Vacation trips weren’t always made in luxury
Published 12:00 am Thursday, July 19, 2018
Here’s a story about a man and his family
And a big trip that they took
I heard about it in a restaurant,
Read it in a history book
They rented a car at the Erie Canal
But the car didn’t have no brakes
Said Ma to Pa, My God this car’s
Gonna fall into the bottomless lake.
— John Prine
Summer vacations make memories. We look forward to them for months, and talk about them for just about as long after we return.
Around here, we’ve got it lucky. We can make it to the mountains in a hour, and only a few more to make it to the beach.
And while we complain about the roads, over the years, new roads have made it much easier and quicker to reach the more traditional vacation spots.
It wasn’t always that way.
My family “vacationed” to Alabama to visit and stay with relatives almost every year. And that was before I-85, rest areas and convenience stores on every corner. There were bits and pieces of the interstate in place, but inevitably, we went through most towns — with the stoplights – along the way.
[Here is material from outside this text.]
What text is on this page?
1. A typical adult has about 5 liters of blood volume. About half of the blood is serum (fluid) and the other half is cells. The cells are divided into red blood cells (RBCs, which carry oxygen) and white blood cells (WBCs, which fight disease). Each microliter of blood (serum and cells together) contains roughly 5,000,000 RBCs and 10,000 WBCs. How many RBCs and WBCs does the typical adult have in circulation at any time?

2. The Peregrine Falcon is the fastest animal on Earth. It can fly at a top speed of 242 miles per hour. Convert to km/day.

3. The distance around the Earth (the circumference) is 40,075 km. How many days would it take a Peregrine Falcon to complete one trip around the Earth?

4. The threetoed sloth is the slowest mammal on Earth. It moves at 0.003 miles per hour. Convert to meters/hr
We would always get up early, and head out before the sun had risen. Breakfast was usually at the Peach Blossom in South Carolina.
As the youngest of four children, my memories of these trips with the entire family are somewhat limited. I can only imagine what it was like for my parents, two older sisters and older brother and myself riding along in the old Chevrolet, windows rolled down because there was no air conditioning. And to top it off, the trip home most likely meant that Grandmother Pope would be riding along to spend a month or two with us. Seven of us packed into one car.
My sister reminded me about her favorite trip with the family to Alabama. It had nothing to do with the trip. It was all about returning home. If you needed to use the bathroom before that trip, you went to the outhouse. But when we returned, there was indoor plumbing — a commode inside the house. Funny, I remember the outhouse but not the moment we got indoor plumbing.
My brother talks about one of the trips that included Grandmother Pope. She was a small, feisty woman. My brother had to use the bathroom, and we were barrelling along somewhere in South Carolina. With not a filling station in sight, my mother coaxed him into relieving himself into an empty Coke bottle. It worked, but mom, of course, didn’t want to travel in hundred-degree weather with a bottle of urine on board. So she poured it out the window. Remember, we had no air conditioning. The back windows were down, too. And there was Grandmother Pope, and when the warm urine splattered all over her face, she uttered every four-letter word I had ever heard and some new ones, as well.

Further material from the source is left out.